Least abstemious were the Scots, only 21% of whom were going to give something up, followed by the Welsh (23%), men (24%), and the over-55s (24%).

YouGov provided no breakdown by religious affiliation, but a survey of professing Roman Catholics by nfp Synergy in 2008 revealed that 31% had given up something for Lent.

Comparative statistics (chronologically) are not easy to come by. However, an abstinence rate of 27% is certainly high in relation to previous Gallup studies: 12% in 1939, 8% in 1993 and 9% in 1996.

A survey for Abbey National in 2002 suggested that one-third expected to forsake a treat during Lent, but the sample was small (only 200 people) and confined to adults aged 18-50.

Were YouGov’s respondents simply being over ‘optimistic’ about their intentions?

Were they drawn into exaggeration by the wording of the question, which some might regard as ‘leading’?

Were they confusing Lenten sacrifice with the personal austerity and belt-tightening now necessary because of the poor state of the economy and public expenditure cuts?

Or is there a genuine revival of Lenten observance, even though most other religious indicators are moving downwards or, occasionally, stabilizing?

Another equally curious and unexpected discovery comes from a survey by Somerfield in 2007 in which 70% of adults chose, from a preset list of options, the answer that Lent commemorated the time which Jesus spent in the wilderness.

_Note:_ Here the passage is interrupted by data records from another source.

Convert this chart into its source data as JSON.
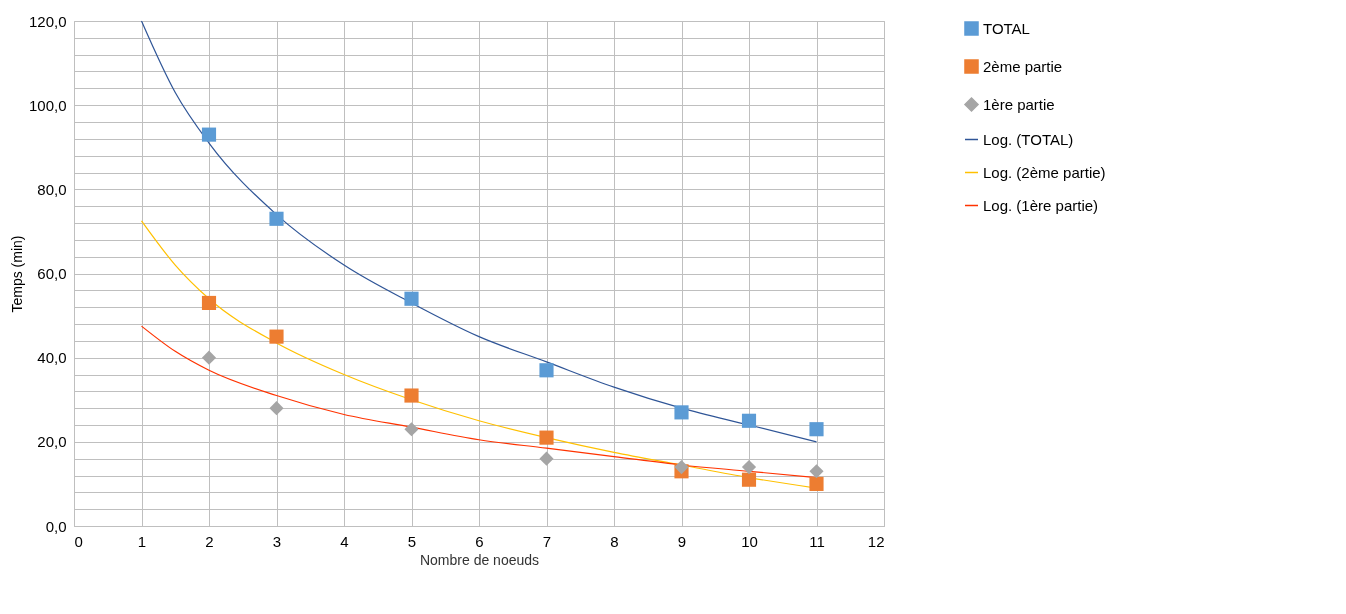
{
  "chart_data": {
    "type": "scatter",
    "xlabel": "Nombre de noeuds",
    "ylabel": "Temps (min)",
    "xlim": [
      0,
      12
    ],
    "xticks": [
      0,
      1,
      2,
      3,
      4,
      5,
      6,
      7,
      8,
      9,
      10,
      11,
      12
    ],
    "ylim": [
      0,
      120
    ],
    "yticks": [
      {
        "value": 0,
        "label": "0,0"
      },
      {
        "value": 4,
        "label": null
      },
      {
        "value": 8,
        "label": null
      },
      {
        "value": 12,
        "label": null
      },
      {
        "value": 16,
        "label": null
      },
      {
        "value": 20,
        "label": "20,0"
      },
      {
        "value": 24,
        "label": null
      },
      {
        "value": 28,
        "label": null
      },
      {
        "value": 32,
        "label": null
      },
      {
        "value": 36,
        "label": null
      },
      {
        "value": 40,
        "label": "40,0"
      },
      {
        "value": 44,
        "label": null
      },
      {
        "value": 48,
        "label": null
      },
      {
        "value": 52,
        "label": null
      },
      {
        "value": 56,
        "label": null
      },
      {
        "value": 60,
        "label": "60,0"
      },
      {
        "value": 64,
        "label": null
      },
      {
        "value": 68,
        "label": null
      },
      {
        "value": 72,
        "label": null
      },
      {
        "value": 76,
        "label": null
      },
      {
        "value": 80,
        "label": "80,0"
      },
      {
        "value": 84,
        "label": null
      },
      {
        "value": 88,
        "label": null
      },
      {
        "value": 92,
        "label": null
      },
      {
        "value": 96,
        "label": null
      },
      {
        "value": 100,
        "label": "100,0"
      },
      {
        "value": 104,
        "label": null
      },
      {
        "value": 108,
        "label": null
      },
      {
        "value": 112,
        "label": null
      },
      {
        "value": 116,
        "label": null
      },
      {
        "value": 120,
        "label": "120,0"
      }
    ],
    "grid": true,
    "legend": "right",
    "series": [
      {
        "name": "TOTAL",
        "marker": "square",
        "color": "#5b9bd5",
        "x": [
          2,
          3,
          5,
          7,
          9,
          10,
          11
        ],
        "values": [
          93,
          73,
          54,
          37,
          27,
          25,
          23
        ]
      },
      {
        "name": "2ème partie",
        "marker": "square",
        "color": "#ed7d31",
        "x": [
          2,
          3,
          5,
          7,
          9,
          10,
          11
        ],
        "values": [
          53,
          45,
          31,
          21,
          13,
          11,
          10
        ]
      },
      {
        "name": "1ère partie",
        "marker": "diamond",
        "color": "#a5a5a5",
        "x": [
          2,
          3,
          5,
          7,
          9,
          10,
          11
        ],
        "values": [
          40,
          28,
          23,
          16,
          14,
          14,
          13
        ]
      },
      {
        "name": "Log. (TOTAL)",
        "type": "line",
        "color": "#2f5597",
        "x": [
          1,
          1.5,
          2,
          3,
          4,
          5,
          6,
          7,
          8,
          9,
          10,
          11
        ],
        "values": [
          120,
          103,
          91,
          74,
          62,
          53,
          45,
          39,
          33,
          28,
          24,
          20
        ]
      },
      {
        "name": "Log. (2ème partie)",
        "type": "line",
        "color": "#ffc000",
        "x": [
          1,
          1.5,
          2,
          3,
          4,
          5,
          6,
          7,
          8,
          9,
          10,
          11
        ],
        "values": [
          72.5,
          62,
          54,
          43.5,
          36,
          30,
          25,
          21,
          17.5,
          14.5,
          11.5,
          9
        ]
      },
      {
        "name": "Log. (1ère partie)",
        "type": "line",
        "color": "#ff3300",
        "x": [
          1,
          1.5,
          2,
          3,
          4,
          5,
          6,
          7,
          8,
          9,
          10,
          11
        ],
        "values": [
          47.5,
          41.5,
          37,
          31,
          26.5,
          23.5,
          20.5,
          18.5,
          16.5,
          14.5,
          13,
          11.5
        ]
      }
    ]
  }
}
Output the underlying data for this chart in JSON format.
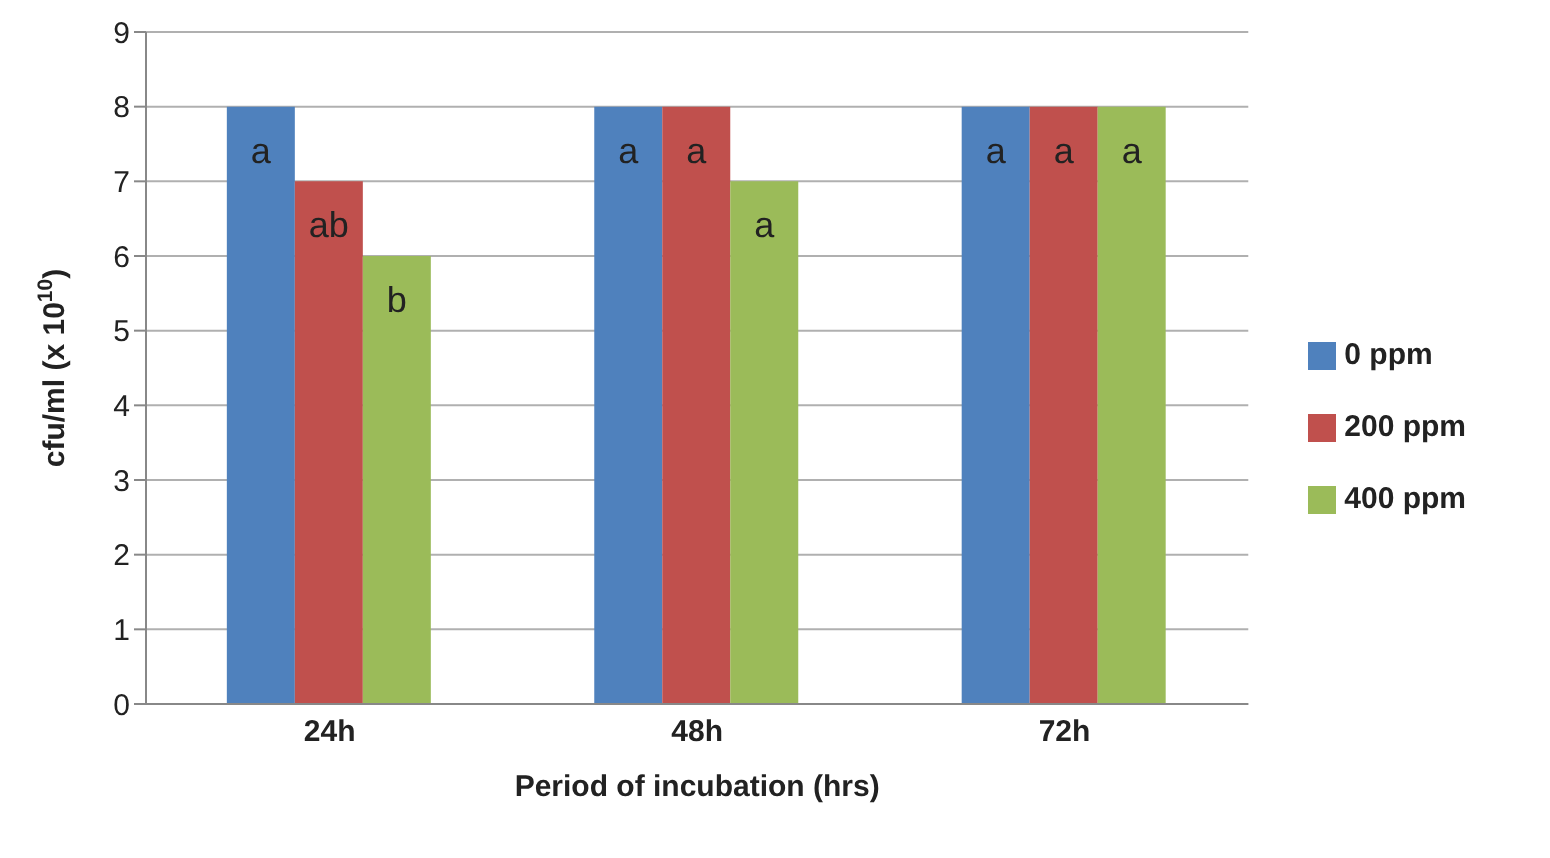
{
  "chart_data": {
    "type": "bar",
    "xlabel": "Period of incubation (hrs)",
    "ylabel": "cfu/ml (x 10$^{10}$)",
    "categories": [
      "24h",
      "48h",
      "72h"
    ],
    "series": [
      {
        "name": "0 ppm",
        "color": "#4f81bd",
        "values": [
          8,
          8,
          8
        ],
        "value_labels": [
          "a",
          "a",
          "a"
        ]
      },
      {
        "name": "200 ppm",
        "color": "#c0504d",
        "values": [
          7,
          8,
          8
        ],
        "value_labels": [
          "ab",
          "a",
          "a"
        ]
      },
      {
        "name": "400 ppm",
        "color": "#9bbb59",
        "values": [
          6,
          7,
          8
        ],
        "value_labels": [
          "b",
          "a",
          "a"
        ]
      }
    ],
    "ylim": [
      0,
      9
    ],
    "yticks": [
      0,
      1,
      2,
      3,
      4,
      5,
      6,
      7,
      8,
      9
    ],
    "grid": "y",
    "legend": "right"
  }
}
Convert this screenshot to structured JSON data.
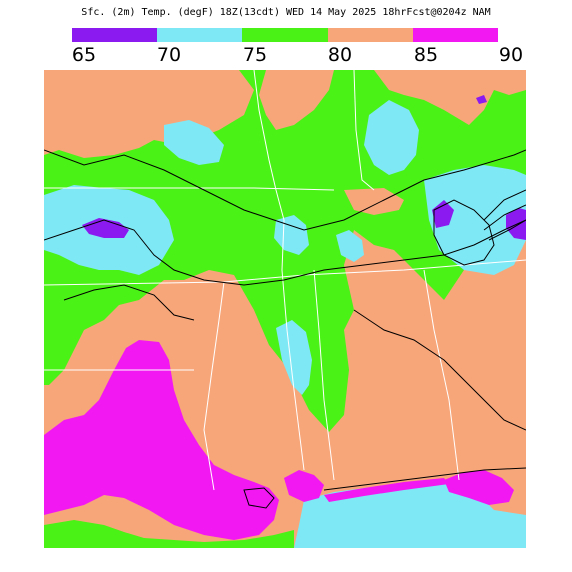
{
  "title": "Sfc. (2m) Temp. (degF) 18Z(13cdt) WED 14 May 2025 18hrFcst@0204z NAM",
  "legend": {
    "colors": [
      {
        "name": "purple",
        "hex": "#8A1AF0"
      },
      {
        "name": "cyan",
        "hex": "#7FE8F5"
      },
      {
        "name": "green",
        "hex": "#4AF215"
      },
      {
        "name": "tan",
        "hex": "#F7A67A"
      },
      {
        "name": "magenta",
        "hex": "#F218F2"
      }
    ],
    "labels": [
      "65",
      "70",
      "75",
      "80",
      "85",
      "90"
    ]
  },
  "map_colors": {
    "purple": "#8A1AF0",
    "cyan": "#7FE8F5",
    "green": "#4AF215",
    "tan": "#F7A67A",
    "magenta": "#F218F2",
    "contour": "#000000",
    "border": "#ffffff"
  }
}
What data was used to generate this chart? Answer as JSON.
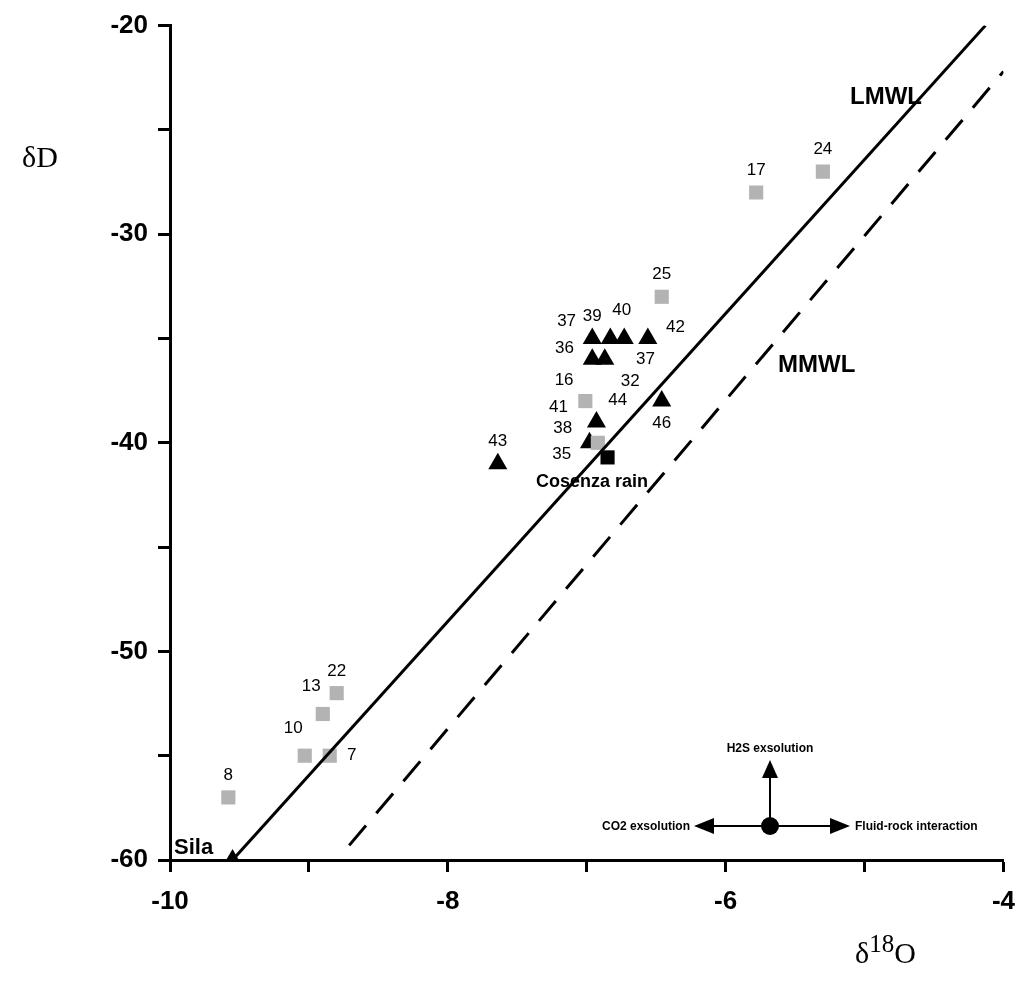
{
  "chart_data": {
    "type": "scatter",
    "xlabel": "δ$^{18}$O",
    "ylabel": "δD",
    "xlim": [
      -10,
      -4
    ],
    "ylim": [
      -60,
      -20
    ],
    "xticks": [
      -10,
      {
        "value": -9,
        "label": null
      },
      -8,
      {
        "value": -7,
        "label": null
      },
      -6,
      {
        "value": -5,
        "label": null
      },
      -4
    ],
    "yticks": [
      -60,
      {
        "value": -55,
        "label": null
      },
      -50,
      {
        "value": -45,
        "label": null
      },
      -40,
      {
        "value": -35,
        "label": null
      },
      -30,
      {
        "value": -25,
        "label": null
      },
      -20
    ],
    "grid": false,
    "legend": false,
    "series": [
      {
        "type": "line",
        "line_style": "solid",
        "marker": "none",
        "color": "#000000",
        "x": [
          -9.55,
          -4.13
        ],
        "values": [
          -60,
          -20
        ]
      },
      {
        "type": "line",
        "line_style": "dashed",
        "marker": "none",
        "color": "#000000",
        "x": [
          -8.71,
          -4
        ],
        "values": [
          -59.3,
          -22.2
        ]
      },
      {
        "marker": "square",
        "color": "#b3b3b3",
        "x": [
          -9.58,
          -9.03,
          -8.85,
          -8.9,
          -8.8,
          -5.78,
          -5.3,
          -6.46,
          -7.01,
          -6.92
        ],
        "values": [
          -57,
          -55,
          -55,
          -53,
          -52,
          -28,
          -27,
          -33,
          -38,
          -40
        ]
      },
      {
        "marker": "triangle",
        "color": "#000000",
        "x": [
          -9.55,
          -7.64,
          -6.46,
          -6.93,
          -6.98,
          -6.96,
          -6.83,
          -6.73,
          -6.56,
          -6.96,
          -6.87
        ],
        "values": [
          -60,
          -41,
          -38,
          -39,
          -40,
          -35,
          -35,
          -35,
          -35,
          -36,
          -36
        ]
      },
      {
        "marker": "square",
        "color": "#000000",
        "x": [
          -6.85
        ],
        "values": [
          -40.7
        ]
      }
    ],
    "annotations": [
      "H2S exsolution",
      "CO2 exsolution",
      "Fluid-rock interaction",
      "LMWL",
      "MMWL",
      "Sila",
      "Cosenza rain",
      {
        "text": "8",
        "x": -9.58,
        "y": -57
      },
      {
        "text": "10",
        "x": -9.03,
        "y": -55
      },
      {
        "text": "7",
        "x": -8.85,
        "y": -55
      },
      {
        "text": "13",
        "x": -8.9,
        "y": -53
      },
      {
        "text": "22",
        "x": -8.8,
        "y": -52
      },
      {
        "text": "17",
        "x": -5.78,
        "y": -28
      },
      {
        "text": "24",
        "x": -5.3,
        "y": -27
      },
      {
        "text": "25",
        "x": -6.46,
        "y": -33
      },
      {
        "text": "16",
        "x": -7.01,
        "y": -38
      },
      {
        "text": "38",
        "x": -6.92,
        "y": -40
      },
      {
        "text": "43",
        "x": -7.64,
        "y": -41
      },
      {
        "text": "46",
        "x": -6.46,
        "y": -38
      },
      {
        "text": "44",
        "x": -6.93,
        "y": -39
      },
      {
        "text": "41",
        "x": -6.95,
        "y": -39
      },
      {
        "text": "35",
        "x": -6.98,
        "y": -40
      },
      {
        "text": "39",
        "x": -6.96,
        "y": -35
      },
      {
        "text": "40",
        "x": -6.83,
        "y": -35
      },
      {
        "text": "37",
        "x": -6.73,
        "y": -35
      },
      {
        "text": "42",
        "x": -6.56,
        "y": -35
      },
      {
        "text": "32",
        "x": -6.56,
        "y": -35
      },
      {
        "text": "36",
        "x": -6.96,
        "y": -36
      },
      {
        "text": "37",
        "x": -6.87,
        "y": -36
      }
    ]
  }
}
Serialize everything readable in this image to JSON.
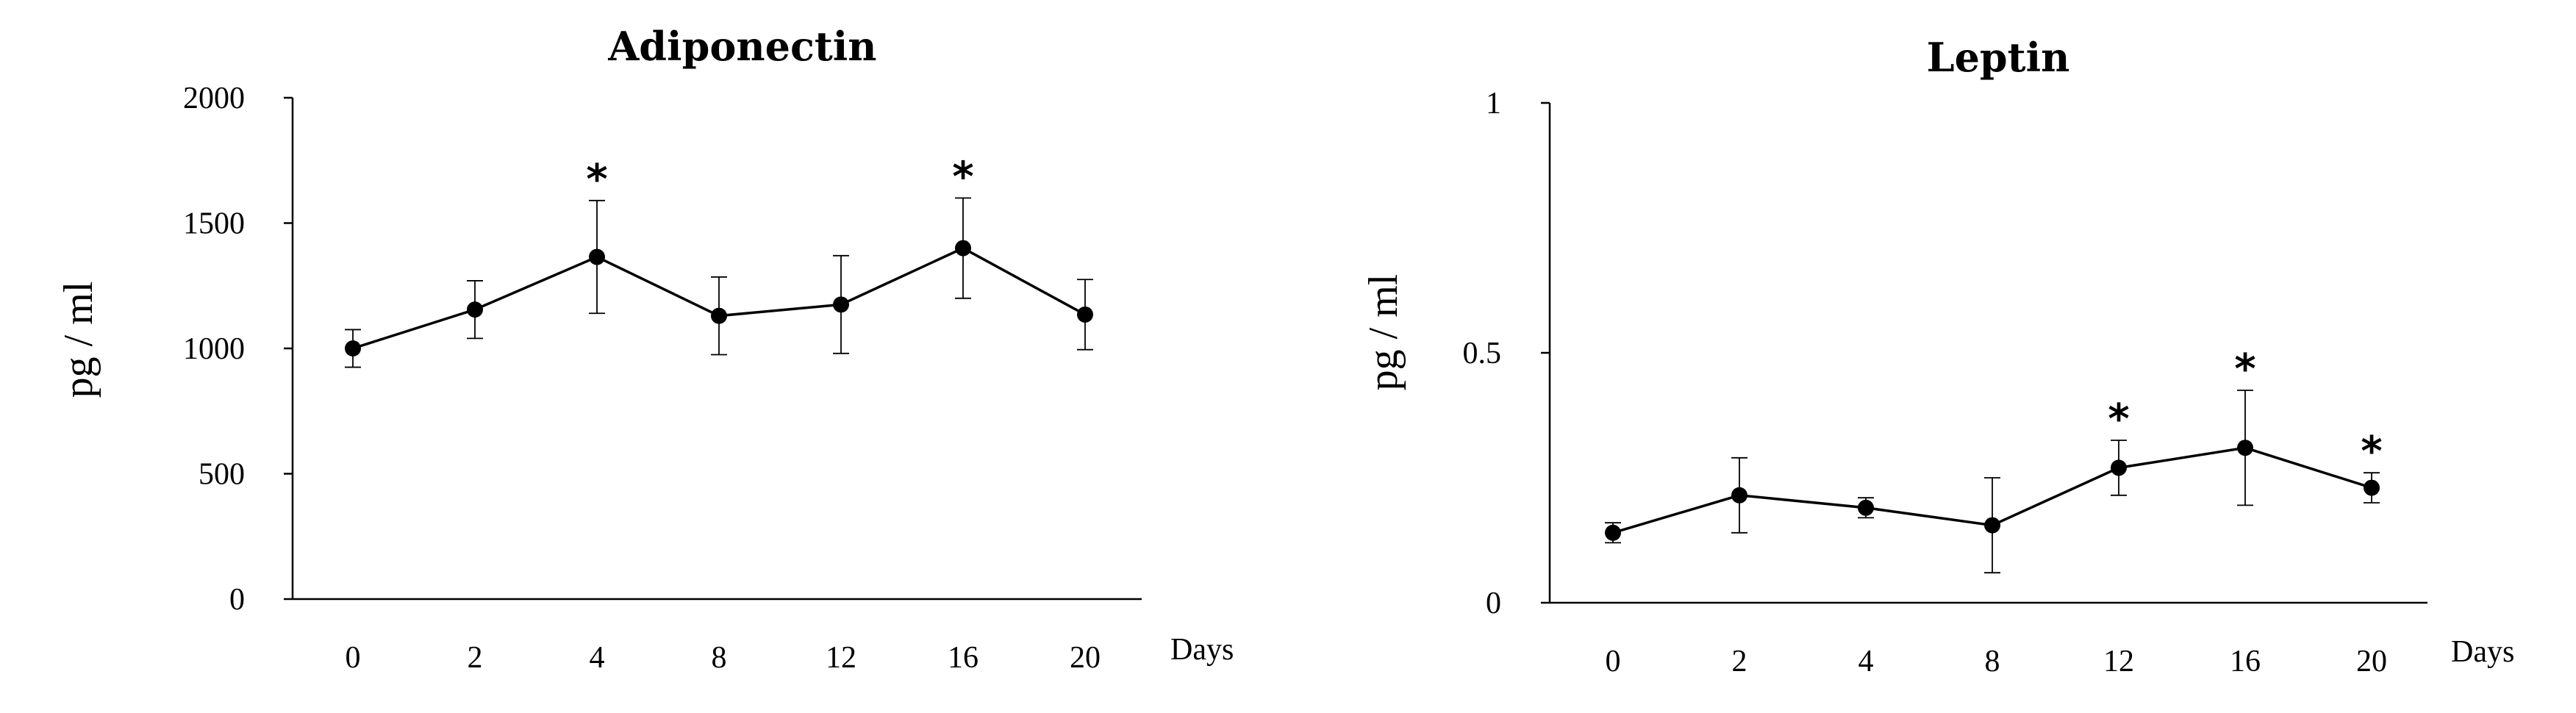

Chocolate topped YouGov’s list of proposed sacrifices in 2011 (8%). Then came junk food (7%), sweets (6%), alcohol (6%), smoking (3%), fizzy drinks (3%), swearing (3%), coffee (2%), sugar (2%), tea (1%), all caffeine (1%), and meat (1%). Multiple answers were evidently possible.

Few of these choices reached double figures. 10% of Londoners and adults with children in the household aspired to give up junk food for Lent, but otherwise all the highs were for chocolate, mentioned by 12% of Midlanders, 11% of women, and 10% of those aged 25-34.

Chocolates and sweets topped the list of Lenten sacrifices in the earlier Gallup polls. Meat was a significant forfeit in 1939, but is much less so now.

Ash Wednesday is preceded by Shrove Tuesday, traditionally Pancake Day. 49% of YouGov’s interviewees expected to eat pancakes on that day, and a further 32% said that they might do so.

Pancake refuseniks numbered 19%, including 2% who claimed never to eat pancakes. The proportion was highest among Scots (31%) and then among men and Londoners (25% each).

Of those definitely planning to tuck into pancakes, most were going to indulge on a grand scale. Just 3% thought they would be content with one pancake. 31% had two pancakes in mind, 31% three, 24% four or five, and 9% six or more.

Lemon and sugar was the favourite pancake topping or filling for 65%, followed by maple syrup (27%). 64% preferred sweet pancakes to savoury ones, 10% liked savoury better, and 21% enjoyed both types.

Chapter 16 in Ronald Hutton’s The Stations of the Sun (Oxford University Press, 1996) summarizes the social history of Lent in Britain. The only study of the limited survey evidence is Clive Field, ‘Who’s for Lent?’, Quadrant, March 1998, pp. 2-3.